Influence of soil type on Cry3Bb1 expression and efficacy in the field

Tuesday, June 2, 2015: 2:00 PM
Konza Prairie (Manhattan Conference Center)
David S. Wangila , Department of Entomology, University of Nebraska, Lincoln, NE
Blair Siegfried , Department of Entomology, University of Nebraska, Lincoln, NE
Haichuan Wang , Department of Entomology, University of Nebraska, Lincoln, NE
Arnubio Valencia J , Entomology, University of Nebraska, Lincoln, NE
Lance Meinke , Department of Entomology, University of Nebraska-Lincoln, Lincoln, NE
Greater than expected injury by western corn rootworm (WCR) (Diabrotica virgifera virgifera) to Cry3Bb1 expressing hybrids has been reported in southwestern Nebraska.

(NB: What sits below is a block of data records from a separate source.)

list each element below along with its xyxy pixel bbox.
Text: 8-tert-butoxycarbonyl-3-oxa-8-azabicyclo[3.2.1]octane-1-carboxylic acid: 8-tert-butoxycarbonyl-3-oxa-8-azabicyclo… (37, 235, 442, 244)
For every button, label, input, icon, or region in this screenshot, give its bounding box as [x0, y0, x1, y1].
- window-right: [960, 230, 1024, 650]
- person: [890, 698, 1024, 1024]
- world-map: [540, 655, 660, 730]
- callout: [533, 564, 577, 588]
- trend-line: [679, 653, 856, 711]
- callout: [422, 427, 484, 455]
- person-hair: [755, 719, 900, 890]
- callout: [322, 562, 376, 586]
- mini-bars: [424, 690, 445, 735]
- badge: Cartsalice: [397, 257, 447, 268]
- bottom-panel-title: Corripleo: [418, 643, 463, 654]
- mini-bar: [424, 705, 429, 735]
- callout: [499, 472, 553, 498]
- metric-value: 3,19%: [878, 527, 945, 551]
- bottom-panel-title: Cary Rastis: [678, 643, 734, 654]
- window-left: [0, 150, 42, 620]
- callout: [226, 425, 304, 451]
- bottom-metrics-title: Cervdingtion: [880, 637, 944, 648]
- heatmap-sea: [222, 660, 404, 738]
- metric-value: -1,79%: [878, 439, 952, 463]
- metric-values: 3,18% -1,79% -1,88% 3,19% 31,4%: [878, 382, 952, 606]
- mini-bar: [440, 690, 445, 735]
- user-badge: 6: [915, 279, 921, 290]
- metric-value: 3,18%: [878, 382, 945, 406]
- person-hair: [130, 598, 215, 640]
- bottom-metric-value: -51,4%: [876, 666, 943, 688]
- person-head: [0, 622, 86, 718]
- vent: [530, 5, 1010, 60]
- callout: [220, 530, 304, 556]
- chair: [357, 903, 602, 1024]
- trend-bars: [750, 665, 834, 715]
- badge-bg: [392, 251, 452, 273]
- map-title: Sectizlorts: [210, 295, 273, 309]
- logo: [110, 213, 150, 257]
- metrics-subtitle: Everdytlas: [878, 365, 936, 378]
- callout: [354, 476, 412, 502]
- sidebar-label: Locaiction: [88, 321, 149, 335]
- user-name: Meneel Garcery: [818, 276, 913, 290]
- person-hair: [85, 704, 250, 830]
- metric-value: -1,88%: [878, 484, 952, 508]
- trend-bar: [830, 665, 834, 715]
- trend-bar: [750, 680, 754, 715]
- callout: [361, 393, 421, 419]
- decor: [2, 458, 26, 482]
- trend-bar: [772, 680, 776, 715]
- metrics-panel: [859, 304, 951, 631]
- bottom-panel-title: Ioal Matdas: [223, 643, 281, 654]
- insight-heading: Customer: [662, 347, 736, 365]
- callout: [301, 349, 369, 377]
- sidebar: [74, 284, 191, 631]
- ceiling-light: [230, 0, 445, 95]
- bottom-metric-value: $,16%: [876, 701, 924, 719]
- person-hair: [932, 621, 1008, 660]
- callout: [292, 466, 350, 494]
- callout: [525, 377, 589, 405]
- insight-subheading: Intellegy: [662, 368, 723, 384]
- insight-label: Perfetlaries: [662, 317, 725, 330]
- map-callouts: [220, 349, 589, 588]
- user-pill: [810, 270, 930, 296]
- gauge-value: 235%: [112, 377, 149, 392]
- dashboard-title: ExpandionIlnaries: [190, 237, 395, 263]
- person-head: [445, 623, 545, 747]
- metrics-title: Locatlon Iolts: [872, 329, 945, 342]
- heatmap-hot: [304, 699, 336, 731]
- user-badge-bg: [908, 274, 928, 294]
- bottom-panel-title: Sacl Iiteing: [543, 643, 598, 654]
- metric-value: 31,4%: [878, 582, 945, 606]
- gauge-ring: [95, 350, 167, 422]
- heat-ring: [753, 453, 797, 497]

Affected areas of fields are often characterized by high pH, calcareous soils where corn growth is poor.  As part of a comprehensive study to understand potential causes of unexpected injury, experiments were conducted in 2013 and 2014 to ascertain whether poor soil and associated poor corn growth leads to reduced expression of Cry3Bb1. Standard soil sampling procedures were conducted to establish the soil pH and soil texture of patches within fields. Quantitative determination of Cry3Bb1 protein expression levels in root tissues from corn planted in good and poor soils of multiple fields was compared at the V5- V6 plant growth stage using the enzyme-linked immunosorbent assay. Adult WCR emergence was also recorded from artificially infested corn plants in poor and good soils in multiple fields. The expression of Cry3Bb1 protein was not significantly impacted by soil type as the Cry3Bb1 expression level was similar in plants from poor and good soils.  Also, WCR survival from plants in each soil type was not significantly different. There was no correlation between soil pH and either the expression level of Cry3Bb1 protein or emergence of WCR.  Results suggest that Cry3Bb1 expression levels are sufficient to provide adequate root protection against WCR regardless of soil type which enables us to rule out lowered Cry3Bb1 expression as a contributing factor to the greater than expected WCR injury observed in some southwestern Nebraska cornfields.